«Скажусь больным, - осенило его, - с недельку проваляюсь в постели, а там, глядишь, все
обойдется».
Но что-то упрямо подсказывало ему, что ничего не обойдется.
«Жигули» со скрипом тронулись с места. Дорога после поворота была более ухоженной,
однако пейзаж оставался унылым и неприглядным. По обе стороны тянулась заросшая
сухим бурьяном пустошь. Вдоль дороги тут и там валялись пустые бутылки,
полусгнившие автомобильные покрышки, кучи строительного мусора. Собаки более не
показывались, но Авдееву постоянно чудилось движение справа и слева от машины.
Впереди была большая заасфальтированная площадка, в которую упиралась дорога.
Авдеев чуть прибавил скорость и, преодолев небольшой подъем, въехал на площадку.
Припарковался подле старого облепленного грязью и листьями «Форда», заглушил мотор
и вышел из машины.
Площадка заканчивалась невысоким декоративным забором, прямо за которым начинался
обрыв, а дальше, метрах в пятидесяти, внизу простиралось море.
В бесконечной дали, на линии горизонта, там, где на рейде еле угадывались крошечные
силуэты кораблей, серое нависающее небо соединялось с чудовищной массой воды.
Седые волны перекатывались через буи, разбивались о волнорез и, набираясь новых сил,
атаковали каменистый берег. Холодная черная вода пенилась барашками. Панорама была
столь же завораживающей, сколь и чуждой. Черное, непокорное, злое - море отрицало
всяческую причастность к себе людей. Даже корабли на горизонте казались
выплавленными из воды.
Авдеев постоял немного, вдыхая холодный морской воздух.
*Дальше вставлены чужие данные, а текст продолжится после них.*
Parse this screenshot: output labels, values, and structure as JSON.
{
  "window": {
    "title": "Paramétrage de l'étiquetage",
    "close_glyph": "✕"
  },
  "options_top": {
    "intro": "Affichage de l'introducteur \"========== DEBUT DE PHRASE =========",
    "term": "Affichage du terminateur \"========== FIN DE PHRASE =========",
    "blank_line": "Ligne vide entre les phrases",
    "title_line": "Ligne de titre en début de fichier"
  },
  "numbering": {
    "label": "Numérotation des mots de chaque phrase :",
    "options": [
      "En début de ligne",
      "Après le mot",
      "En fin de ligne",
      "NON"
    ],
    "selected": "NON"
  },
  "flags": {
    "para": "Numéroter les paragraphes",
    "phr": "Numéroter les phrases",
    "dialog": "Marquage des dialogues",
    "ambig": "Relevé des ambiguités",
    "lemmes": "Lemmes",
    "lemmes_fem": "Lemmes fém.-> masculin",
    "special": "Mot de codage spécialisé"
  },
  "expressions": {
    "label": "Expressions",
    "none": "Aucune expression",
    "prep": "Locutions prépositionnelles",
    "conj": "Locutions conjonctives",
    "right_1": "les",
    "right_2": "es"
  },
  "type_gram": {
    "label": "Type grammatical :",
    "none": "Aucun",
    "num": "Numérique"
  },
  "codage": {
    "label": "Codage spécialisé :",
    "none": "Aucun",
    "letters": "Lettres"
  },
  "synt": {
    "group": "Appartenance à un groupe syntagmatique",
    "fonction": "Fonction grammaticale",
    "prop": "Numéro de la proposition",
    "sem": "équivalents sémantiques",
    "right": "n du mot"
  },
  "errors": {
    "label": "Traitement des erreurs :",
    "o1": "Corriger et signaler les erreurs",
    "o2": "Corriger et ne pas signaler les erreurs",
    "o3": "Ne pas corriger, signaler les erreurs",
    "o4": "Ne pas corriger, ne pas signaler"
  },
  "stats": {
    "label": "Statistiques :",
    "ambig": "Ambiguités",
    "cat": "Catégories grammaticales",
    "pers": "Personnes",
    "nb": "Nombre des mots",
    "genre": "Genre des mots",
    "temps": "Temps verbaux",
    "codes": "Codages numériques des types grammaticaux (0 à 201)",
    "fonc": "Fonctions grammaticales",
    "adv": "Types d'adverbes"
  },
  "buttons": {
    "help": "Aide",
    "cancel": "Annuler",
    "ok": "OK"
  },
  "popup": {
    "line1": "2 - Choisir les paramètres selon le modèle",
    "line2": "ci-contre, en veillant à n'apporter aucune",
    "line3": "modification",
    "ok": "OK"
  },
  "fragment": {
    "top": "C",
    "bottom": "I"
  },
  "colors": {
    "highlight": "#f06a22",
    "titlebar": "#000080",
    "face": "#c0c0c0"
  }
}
Тишина на площадке
нарушалась лишь далекими криками чаек. Здесь, на пустынной стоянке, лицом к лицу с
бушующей природой, он почувствовал себя последним из живых людей, Уэлльсовским
скитальцем во времени, заглянувшим за горизонт событий.
Когда человек исчезнет, когда последний из разумных приматов испустит дух, в мире
ничего не изменится. Все так же будет катить свои воды великое море, все так же будут
опадать листья по осени, и небо будет плакать дождем. Останутся чайки и ржавеющие
суда на рейде, останется город за его спиной и дорога, ведущая в город.
И после осени наступит зима. Придут вьюги, и снегом засыплет упокоившуюся землю.
А потом наступит весна. Мир пробудится, и снова заиграет радугой каждая капля и
зазеленеет ковыль в полях, и первые робкие ростки пробьются сквозь трещины в
асфальте.
Не будет нас. Но мир не заметит.
-Да, - вырвалось у него, - поляки будут довольны.
Он поглядел направо и увидел покосившийся указатель «К Тихой Гавани».
К опарышевой заводи.
Авдеев тупо ухмыльнулся, набрал полные легкие воздуха, сел в машину и, сдав назад,
поехал в сторону пятиэтажного здания, расположенного неподалеку, на пригорке.
Облепленный грязью «Форд» за его спиной осел на два передних колеса, припав к земле.
Впрочем, Авдеев этого не увидел.
Он припарковался на небольшой стоянке возле главного входа, заглушил двигатель и
вышел из машины. Вблизи гостиница производила не лучшее впечатление. Когда-то
покрашенные серой краской стены ныне облупились и казались ободранными. За широко
распахнутыми дверями открывался темный холл. Здание выглядело заброшенным.
«А может, ну его, - подумал Авдеев. - Что мне поляки?» - он даже потянулся было к
мобильнику но, вспомнив гневный бас Проскурни, нервно улыбнулся и поднялся по
заросшим травой ступеням.
Полутемный холл выглядел запущенным. На полу лежал толстый слой пыли и листьев,
стойка регистратора тоже была в пыли. Авдеев покосился на два плетеных кресла,
неуместно стоявших посреди зала, хмыкнул и повернулся к стойке. Не обнаружив ни
кнопки, ни звонка, он постучал по пыльной поверхности, кашлянул несколько раз и
принялся прохаживаться вдоль холла, поглядывая то на тяжелые портьеры на окнах,
задернутые и почти не пропускающие дневной свет, то на низкий журнальный столик,
возле которого, собственно, и должны были стоять кресла, заваленный пожелтевшими
газетами. Одна из них, с темными разводами, чем-то заинтересовала его. Он подошел к
столику, поднял газету и, смахнув с нее пыль, в немом удивлении уставился на название
заглавной статьи:
« Крысы Олиума пожирают младенцев еще в материнских утробах!»- кричали
огромные буквы, ярко выделяясь на грязной бумаге.
И ниже:
« Бойня на кладбище! Дети Олиума в опасности!»